Disney CEO: ESPN could be sold directly to consumers
However, while HBO can offer its streaming channel for $14.99 a month, Disney might have to offer ESPN at a much higher price.
In appearing on CNBC, Iger also discussed the possibility of the Disney Channel being sold directly to viewers at some point down the road.
“If we end up seeing more erosion in the so-called multichannel [cable and satellite dish TV] bundle, quality will win out”, Iger said. “The business model may face some challenges over the next few years”.
Bob Iger, the head of ESPN’s parent company Walt Disney, sees continued unbundling by consumers and envisions a time when the network’s content could be sold directly to consumers, the way HBO is.
Meanwhile, ESPN charges $6.61 per subscriber, on average, making it far and away the most expensive programming network to license, among both broadcast and cable channels.
Iger told CNBC’s “Squawk Box” that ESPN could at some point bypass distributors like Home Box Office’s direct-to-consumer HBO Now offering, but said that ESPN would look for much deeper penetration into the marketplace.
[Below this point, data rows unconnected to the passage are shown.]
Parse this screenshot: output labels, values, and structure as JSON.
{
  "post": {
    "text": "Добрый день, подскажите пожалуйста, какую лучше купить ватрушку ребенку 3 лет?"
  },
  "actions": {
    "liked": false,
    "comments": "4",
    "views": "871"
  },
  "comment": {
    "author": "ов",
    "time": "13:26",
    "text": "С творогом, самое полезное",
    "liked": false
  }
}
ESPN is paying around $2 billion a year to the NFL just to show Monday Night Football, for example, and another $1.7 billion a season to present National Basketball Association games.
A potential ESPN stand-alone product has been of great interest to many in the media industry being that ESPN holds contracts with many popular sports leagues including the NFL and the College Football Playoff, and that live sports bring in some of the biggest ratings on TV.
The costs for its programming, meanwhile, are rising faster than anywhere in the pay-TV ecosystem.